E não é pelo facto de a tributação autónoma estar inserida no Código do IRC que as duas realidades se devem confundir.
Recorde-se que a tributação autónoma foi introduzida pelo artigo 4.º do Decreto-Lei n.º 192/90, de 9 de Junho, não tendo sido imediatamente inserida no Código IRC. O legislador só 10 anos depois do surgimento da tributação autónoma decidiu introduzi-la no Código IRC através da Lei n.º 30-G/2000 de 29 de Dezembro. O que o legislador procurou com esta sistemática foi um efeito anestesiador, já que, não obstante as tributações autónomas serem liquidadas independentemente do IRC, são autoliquidadas juntamente com a declaração do IRC, através do modelo 22. Quanto a esta questão o Tribunal Constitucional considerou, nos Acórdãos n.ºs 18/2009 e 85/2010, que a tributação autónoma poderia estar inserida em qualquer outro código ou diploma autónomo.
E as realidades são diferentes desde logo porque os objectivos são diferentes.
No IRC visa-se a tributação do rendimento sob o escrutínio da capacidade contributiva.
Já a tributação autónoma teve, pelo menos originariamente, dois objectivos bem diferentes sempre sob a legitimação do princípio da igualdade tributária.
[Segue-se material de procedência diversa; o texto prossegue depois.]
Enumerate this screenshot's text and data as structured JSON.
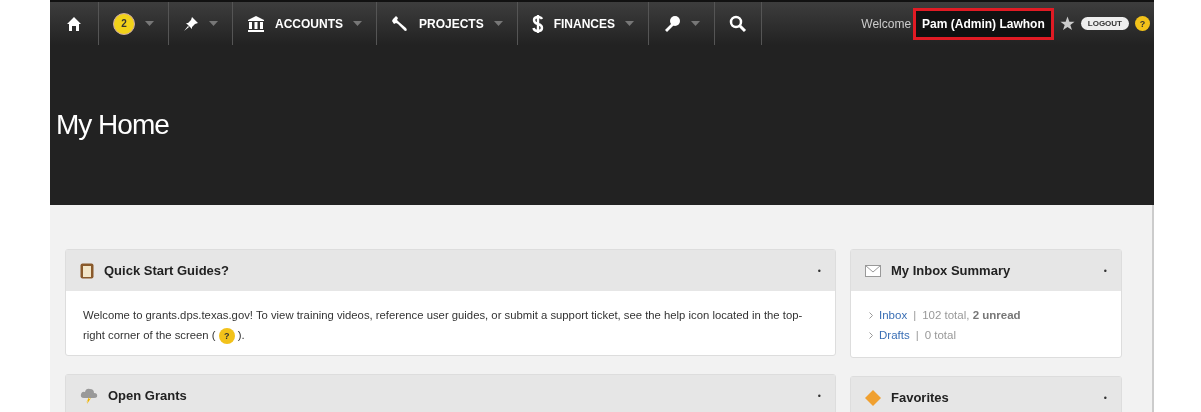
{
  "nav": {
    "items": [
      {
        "kind": "home"
      },
      {
        "kind": "badge",
        "badge": "2"
      },
      {
        "kind": "pin"
      },
      {
        "kind": "accounts",
        "label": "ACCOUNTS"
      },
      {
        "kind": "projects",
        "label": "PROJECTS"
      },
      {
        "kind": "finances",
        "label": "FINANCES"
      },
      {
        "kind": "key"
      },
      {
        "kind": "search"
      }
    ],
    "welcome": "Welcome",
    "user": "Pam (Admin) Lawhon",
    "logout": "LOGOUT",
    "help": "?"
  },
  "header": {
    "title": "My Home"
  },
  "main_panels": [
    {
      "kind": "guide",
      "title": "Quick Start Guides?",
      "toggle": "•",
      "text": "Welcome to grants.dps.texas.gov! To view training videos, reference user guides, or submit a support ticket, see the help icon located in the top-right corner of the screen (",
      "help": "?",
      "text_end": ")."
    },
    {
      "kind": "grants",
      "title": "Open Grants",
      "toggle": "•"
    }
  ],
  "side_panels": [
    {
      "kind": "inbox",
      "title": "My Inbox Summary",
      "toggle": "•",
      "links": [
        {
          "label": "Inbox",
          "sep": "|",
          "info": "102 total, **2 unread**"
        },
        {
          "label": "Drafts",
          "sep": "|",
          "info": "0 total"
        }
      ]
    },
    {
      "kind": "favorites",
      "title": "Favorites",
      "toggle": "•"
    }
  ]
}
O primeiro o de tributar na esfera das empresas o que não se consegue tributar em sede de IRS e o segundo o de desincentivar a realização de certas despesas ou de certos comportamentos. A este propósito o professor Saldanha Sanches chegou mesmo a afirmar que “Neste tipo de tributação, o legislador procura responder à questão reconhecidamente difícil do regime fiscal que se encontra na zona de intersecção da esfera pessoal e da esfera empresarial” acrescentando ainda que na “«(...) designação de “tributações autónomas", escondem-se realidades muito diversas (...)»” (Manual de Direito Fiscal, 3.“ edição (2007), Coimbra Editora, pág. 406/7). O Professor Guilherme de Oliveira Martins afirma que as tributações autónomas “(…) cumprem, no essencial, duas funções: por um lado, evitar a erosão da base tributável em sede de IRC, fazendo incidir tributação sobre encargos que podem ser deduzidos pelos sujeitos passivos de IRC, mas que, sendo-o, se transformam num agravamento da tributação, pretendendo, portanto, servir como desincentivo à despesa com tais encargos; outros tipos de tributações autónomas visam, pura e simplesmente, penalizar comportamentos presuntivamente evasivos ou fraudulentos dos sujeitos passivos, consubstanciando um mecanismo antiabusivo.”.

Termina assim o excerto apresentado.